La ofrendaLa ofrenda

El capitán Rour se sirvió una copa generosa de néctar de lantia y la bebió de un trago. Allí, en mitad de la sala de mando de la nave, delante de sus soldados. Se la había ganado. Llevaba siete ciclos lunares luchando contra los rebeldes, siete ciclos atrapado en aquel planeta detestable y al fin veía próximo el desenlace de la misión.

—Haced entrar al prisionero —ordenó mientras volcaba de nuevo la botella. Se recostó en su asiento.

Dos soldados trajeron a rastras al humano y lo dejaron a sus pies. Era una criatura blanda y menuda, con el cráneo cubierto de cabello grisáceo. Tenía una apariencia enfermiza, incluso más aún de lo habitual en su especie, y se abrazaba con fuerza el abdomen.

Rour se colgó en la oreja el dispositivo encargado de la traducción simultánea.

—Un… «caballo» —dijo. Al instante, el aparato transformó su voz en una serie de gruñidos y gemidos que el terrícola podría comprender—. Enorme, robusto, hecho de metal y plástico. Imagino que a partir de los restos de los aviones y carros de combate que nosotros hemos destruido.

El humano meneó la cabeza de arriba abajo repetidas veces. Para los de su especie, eso significaba «sí».

—Es lo primero que hicieron tus compañeros después de rendirse, y lo último antes de huir, ¿cierto? —prosiguió el capitán—. Un bonito caballo, que pusieron ahí para nosotros.

—Para los dioses —le corrigió el humano.

—Claro. Pero a ti te dejaron atrás, solo e indefenso. ¿Quizás fue un despiste? ¿O acaso eres un traidor?

Oyó un tintineo. Uno de sus subalternos había depositado una pequeña lámina metálica sobre la bandeja flotante de las bebidas. Era una chapa identificativa del ejército local, y en ella podía leerse «S. INÓN», el supuesto nombre del prisionero según el informe criptográfico.

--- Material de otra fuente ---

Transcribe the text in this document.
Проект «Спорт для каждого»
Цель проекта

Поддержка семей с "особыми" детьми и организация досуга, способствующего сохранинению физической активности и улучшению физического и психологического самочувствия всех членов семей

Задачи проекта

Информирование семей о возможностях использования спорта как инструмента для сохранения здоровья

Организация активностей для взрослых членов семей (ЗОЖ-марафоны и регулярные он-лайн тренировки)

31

Jugueteó con la chapa. La hizo bailar entre sus dedos escamosos.

El humano gritó de dolor y se frotó el estómago.

—Supongo que ahora tocaría celebrar nuestra repentina victoria —dijo Rour—. ¡Y hacer una fiesta! Por supuesto, antes debería introducir el caballo en nuestra nave. Sería un trofeo estupendo, ¿no crees?

—Nada se lo impide.

El capitán soltó una carcajada desabrida. Se puso en pie.

—Me indigna. Me indigna profundamente —aseguró. Dio un sorbo a su copa de néctar—. Procedemos de un lugar del universo que ni siquiera figura en vuestros mapas. Empleamos tecnología que vuestros cerebros jamás alcanzarían a comprender. Os hemos llevado al borde de la extinción, y aun así nos subestimáis. Nos faltáis al respeto. ¿Creéis que no hemos estudiado vuestra historia, o vuestra literatura? —Sacudió la cabeza— ¿Confiabais en que caeríamos en algo así?

El pequeño terrícola se arrodilló y vomitó. Luego comenzó a reír. Bajo la piel pálida de su abdomen parpadeaba una luz roja.

Rour dejó caer su copa. Antes de que esta tocara el suelo, hubo una explosión.